All my watermelons are in the ground and half of the cantaloupes. I have charentais, ogden , arava and a tiny melon called tasty bites and a big melon called Ambrosia which I do not usually grow because it doesn't have much desease tolerance but tastes sooo good. Watermelons are Sugar Baby, Yellow Doll, Lantha, and Orchid. You probably noticed that they are all 85 days or less. 
Linda


----------



## Callieslamb (Feb 27, 2007)

After they set fruit - maybe 2 to a vine, cut the vines back to 2-4 leaves beyond the second fruit. This will help convince the plant to concentrate on those melons and hasten their ripening rather than continued vine growth and setting fruits they can have no hope to ripen ( though we love them for trying). I let each of my plants put out 4-6 vines. After pruning, the plant may attempt to put out side shoots off the vines - convince it that isn't a good thing.


----------



## JMD_KS (Nov 20, 2007)

Callieslamb said:


> After they set fruit - maybe 2 to a vine, cut the vines back to 2-4 leaves beyond the second fruit. This will help convince the plant to concentrate on those melons and hasten their ripening rather than continued vine growth and setting fruits they can have no hope to ripen ( though we love them for trying). I let each of my plants put out 4-6 vines. After pruning, the plant may attempt to put out side shoots off the vines - convince it that isn't a good thing.

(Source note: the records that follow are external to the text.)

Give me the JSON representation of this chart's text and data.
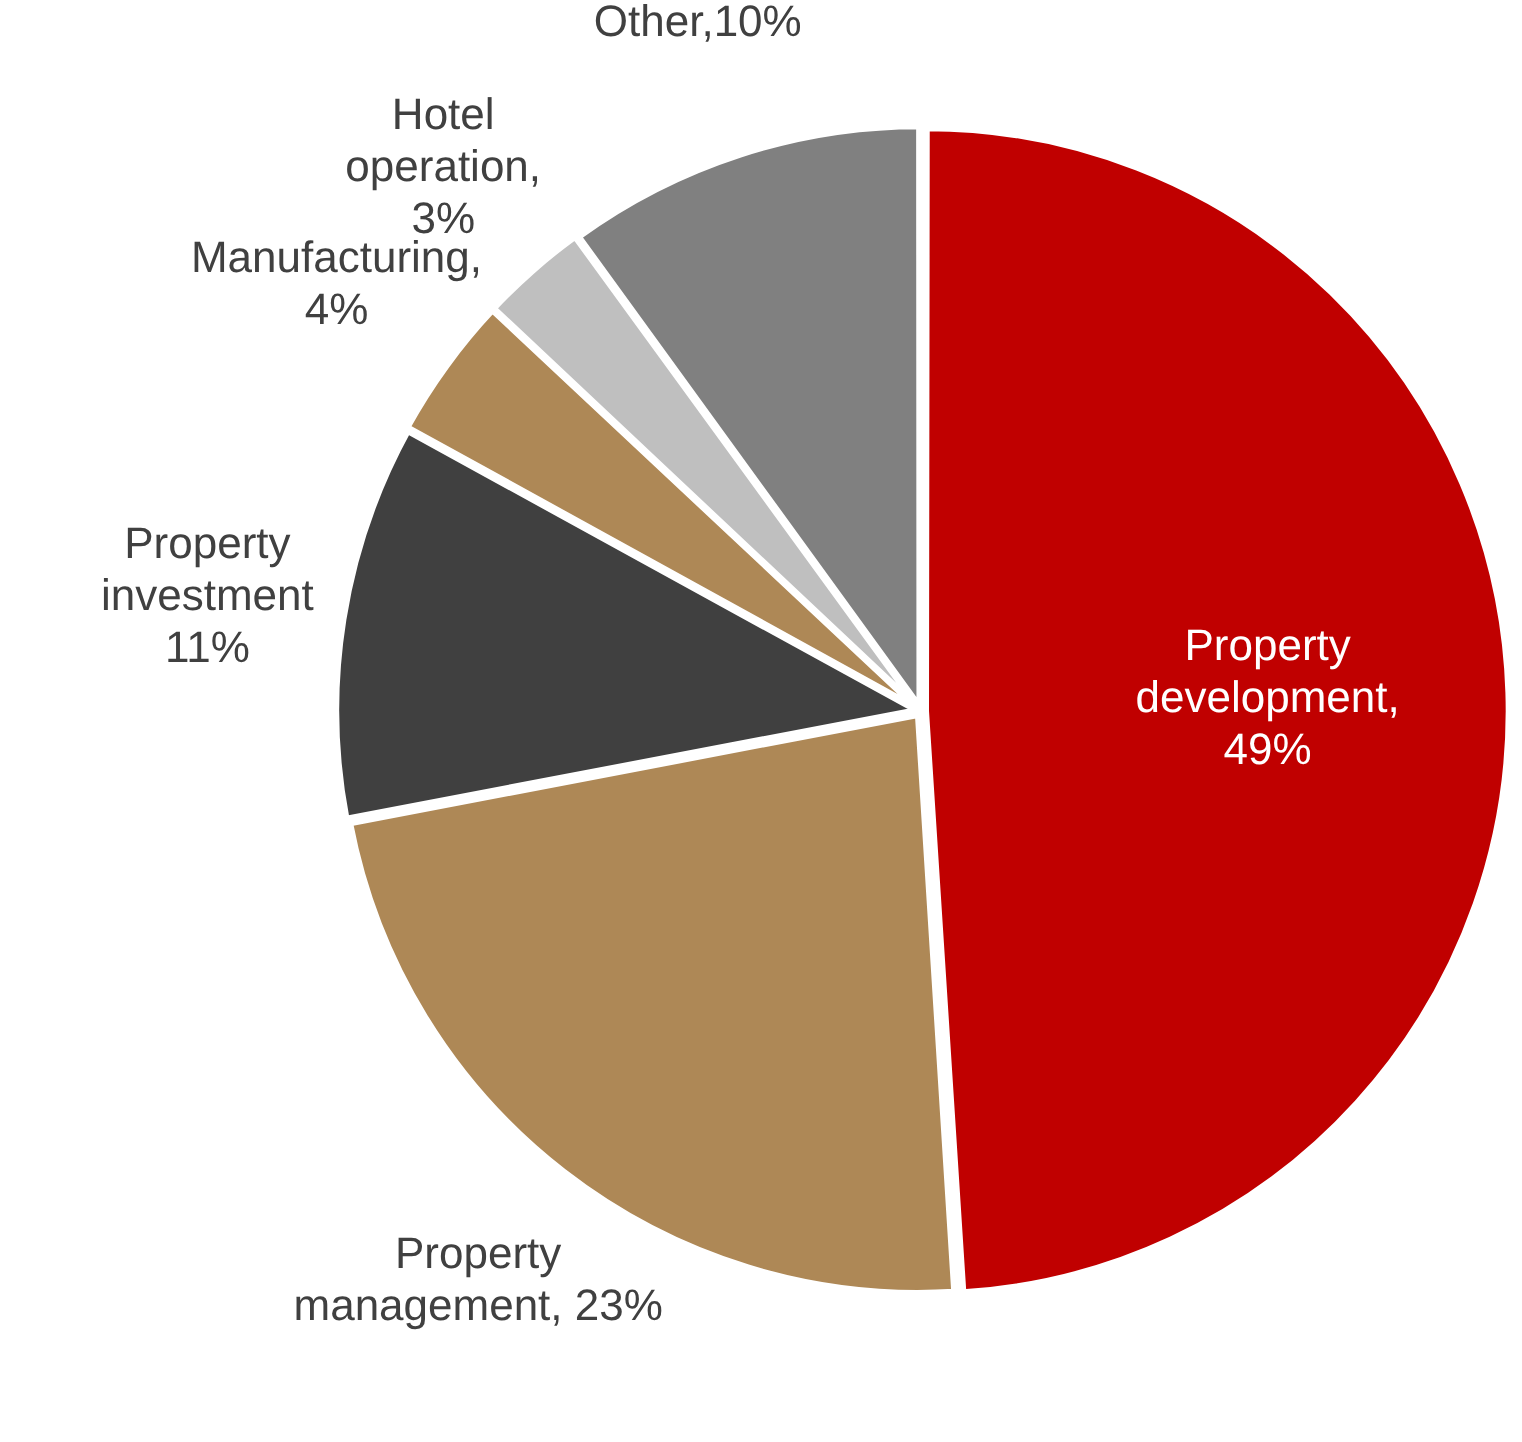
{
  "chart_data": {
    "type": "pie",
    "categories": [
      "Property development",
      "Property management",
      "Property investment",
      "Manufacturing",
      "Hotel operation",
      "Other"
    ],
    "values": [
      49,
      23,
      11,
      4,
      3,
      10
    ],
    "colors": [
      "#c00000",
      "#ae8856",
      "#404040",
      "#ae8856",
      "#bfbfbf",
      "#808080"
    ],
    "value_labels": [
      ",\n49%",
      ", 23%",
      "\n11%",
      ",\n4%",
      ",\n3%",
      ",10%"
    ],
    "legend": false
  }
}
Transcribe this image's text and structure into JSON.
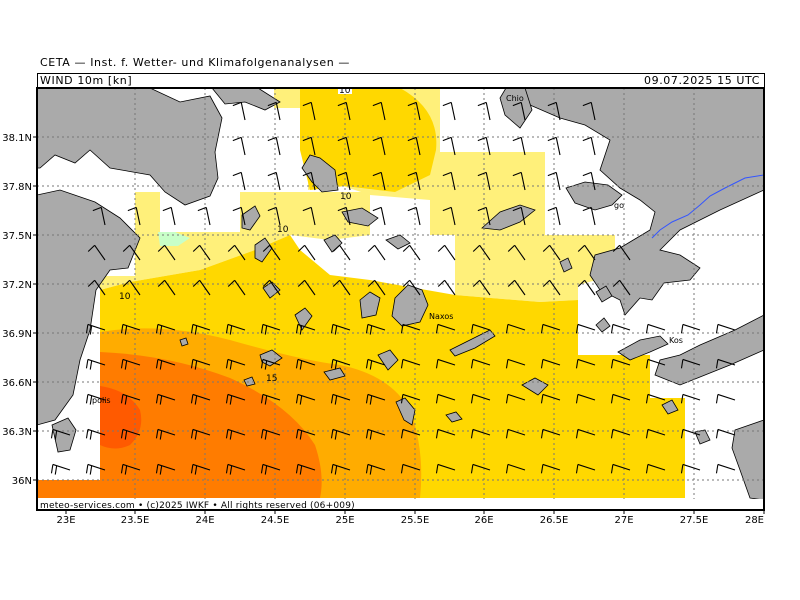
{
  "header": {
    "institution": "CETA — Inst. f. Wetter- und Klimafolgenanalysen —",
    "parameter": "WIND 10m [kn]",
    "valid_time": "09.07.2025 15 UTC"
  },
  "footer": {
    "credit": "meteo-services.com • (c)2025 IWKF • All rights reserved (06+009)"
  },
  "axes": {
    "lon_ticks": [
      "23E",
      "23.5E",
      "24E",
      "24.5E",
      "25E",
      "25.5E",
      "26E",
      "26.5E",
      "27E",
      "27.5E",
      "28E"
    ],
    "lat_ticks": [
      "38.1N",
      "37.8N",
      "37.5N",
      "37.2N",
      "36.9N",
      "36.6N",
      "36.3N",
      "36N"
    ]
  },
  "places": {
    "chios": "Chio",
    "naxos": "Naxos",
    "kos": "Kos",
    "samos": "go",
    "monemvasia": "polis"
  },
  "contour_labels": {
    "c10_a": "10",
    "c10_b": "10",
    "c10_c": "10",
    "c10_d": "10",
    "c15": "15"
  },
  "colors": {
    "land": "#aaaaaa",
    "sea": "#ffffff",
    "wind_0_5": "#c8ffc8",
    "wind_5_10": "#fff07a",
    "wind_10_15": "#ffd800",
    "wind_15_20": "#ffac00",
    "wind_20_25": "#ff7c00",
    "wind_25_30": "#ff5a00",
    "grid": "#777777",
    "border_line": "#3355ff"
  }
}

Thanks,I wonder does this also apply to pumpkins & other squash vines?


----------



## ChristieAcres (Apr 11, 2009)

If you are growing "heat-loving" veggies/fruit, and your weather isn't warm enough, especially at night? I use Qt Canning Jars over them, to give them a head-start. Just to see the difference, some weren't covered, and I saw the covered ones grew twice as fast! I M P O R T A N T - Always remove glass jars if your weather suddenly gets hot! Otherwise, they get baked. Here in the PNW where the weather can go from 90s to 60s overnight... Right now, we are in a "cool spell," and that is great for some of my garden while the heat-loving types are just waiting to hit that growth jump...


----------



## Randy Rooster (Dec 14, 2004)

The main problem I have with late curcurbits is pickle worms invading them. The later in the season the more worms there are- when it gets to August here its about impossible to keep them out of stuff.


----------



## Kstornado11 (Mar 17, 2006)

What are some good kinds of melons to grow in Kansas? I was also wondering how they might do in a container --
I have some old rubbermaid tubs I used as chick brooders,was wondering if I bought a smaller variety if they might do well in those,w/ some sort of trellis?


----------